By Jamie Rieger
After the past few springs that brought plenty of precipitation, at times too much precipitation, Spring 2015 is proving to be one with much drier conditions. Farmers were able to get their crops in the ground earlier than in recent years and sun bathers have been enjoying the warm sunny days.
While many, particularly dryland farmers, are hoping the rain comes soon to get those crops growing, it is still too early to tell whether or not the lack of rain is going to be problematic.
Alberta Environment’s water supply outlook for May indicated below average mountain runoff for Milk River/Eastern Crossing for March through September.
For the Oldman River basin, the report showed below average for Belly River, Waterton River, and Oldman River at Lethbridge for the same period.
As well, the mountain snowpack as of May 1 was recorded as being much below average for the Oldman River basin and below average for the Bow River basin.
The report also stated that the early melt is indicative of conditions similar to 2005 in southern Alberta.
John Pomeroy, who studies snowpack has said that “the one implication for the (early melt continuing) is that we don’t have a lot of water storage across Alberta. It could create some water storage problems.”
Water allocations for St. Mary’s River irrigators has been set at 16 inches for the 2015 season, just slightly below the average yearly allocation of 18 inches.
Terrence Lazarus, SMRID general manager said it is too early yet to use the ‘D-word’, as there may be a lot of precipitation on the way in the coming weeks.
“Yes, we are under weak El Nino conditions right now, but a lot could still happen and I wouldn’t use the drought word until the second week of June,” said Lazarus.
Some forecasts expect El Nino to strengthen this fall and persist through next winter and spring.

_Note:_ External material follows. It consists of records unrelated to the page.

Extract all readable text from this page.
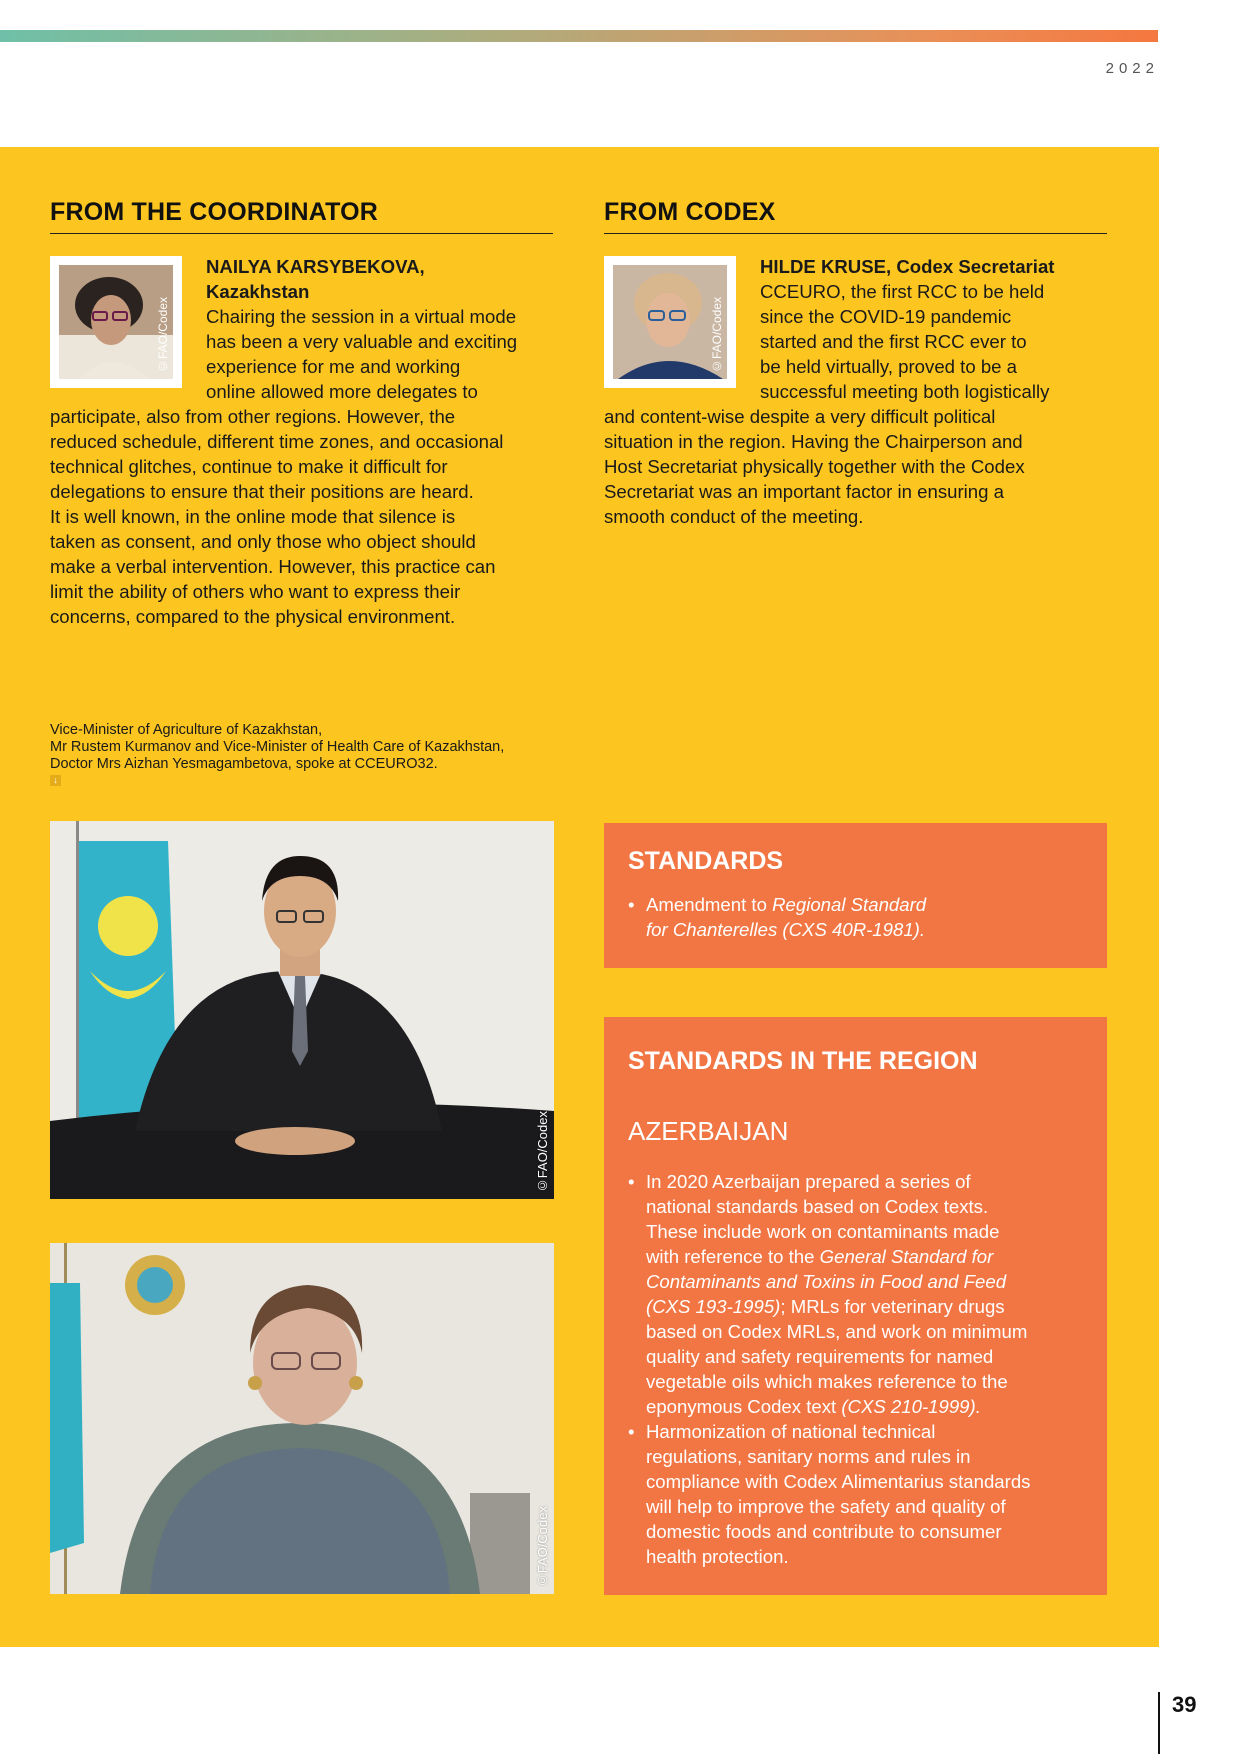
2022
FROM THE COORDINATOR
©FAO/Codex

NAILYA KARSYBEKOVA,

Kazakhstan

Chairing the session in a virtual mode

has been a very valuable and exciting

experience for me and working

online allowed more delegates to

participate, also from other regions. However, the

reduced schedule, different time zones, and occasional

technical glitches, continue to make it difficult for

delegations to ensure that their positions are heard.

It is well known, in the online mode that silence is

taken as consent, and only those who object should

make a verbal intervention. However, this practice can

limit the ability of others who want to express their

concerns, compared to the physical environment.

FROM CODEX
©FAO/Codex

HILDE KRUSE, Codex Secretariat

CCEURO, the first RCC to be held

since the COVID-19 pandemic

started and the first RCC ever to

be held virtually, proved to be a

successful meeting both logistically

and content-wise despite a very difficult political

situation in the region. Having the Chairperson and

Host Secretariat physically together with the Codex

Secretariat was an important factor in ensuring a

smooth conduct of the meeting.

Vice-Minister of Agriculture of Kazakhstan,

Mr Rustem Kurmanov and Vice-Minister of Health Care of Kazakhstan,

Doctor Mrs Aizhan Yesmagambetova, spoke at CCEURO32.

↓
©FAO/Codex
©FAO/Codex
STANDARDS
• Amendment to Regional Standard
for Chanterelles (CXS 40R-1981).
STANDARDS IN THE REGION
AZERBAIJAN
• In 2020 Azerbaijan prepared a series of
national standards based on Codex texts.
These include work on contaminants made
with reference to the General Standard for
Contaminants and Toxins in Food and Feed
(CXS 193-1995); MRLs for veterinary drugs
based on Codex MRLs, and work on minimum
quality and safety requirements for named
vegetable oils which makes reference to the
eponymous Codex text (CXS 210-1999).
• Harmonization of national technical
regulations, sanitary norms and rules in
compliance with Codex Alimentarius standards
will help to improve the safety and quality of
domestic foods and contribute to consumer
health protection.
39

Senior climatologist for Environment Canada, David Phillips said while there are no guarantees with their forecasts, he is confident that Alberta will experience a hot prairie summer.
What comes weather-wise from now until mid-June will be determining factors on whether or not to drop the D-word. No producer wants to see a drought, but most if not all prepare for it with their drought risk management plans; which include strategies that reduce the effects of drought.
One dry season is usually fairly easily managed, but should the drought last over two or more seasons, the low water supply not only includes those in the agriculture business, but also municipalities, recreational facilities, fisheries, and transportation; not to mention the individuals who would likely be placed on water restrictions.
It may be too early to know for certain what will transpire over the next few weeks and months, but many folks out there are already looking at water levels in local rivers and keeping an eye on the sky hoping the clouds will drop some moisture on their fields.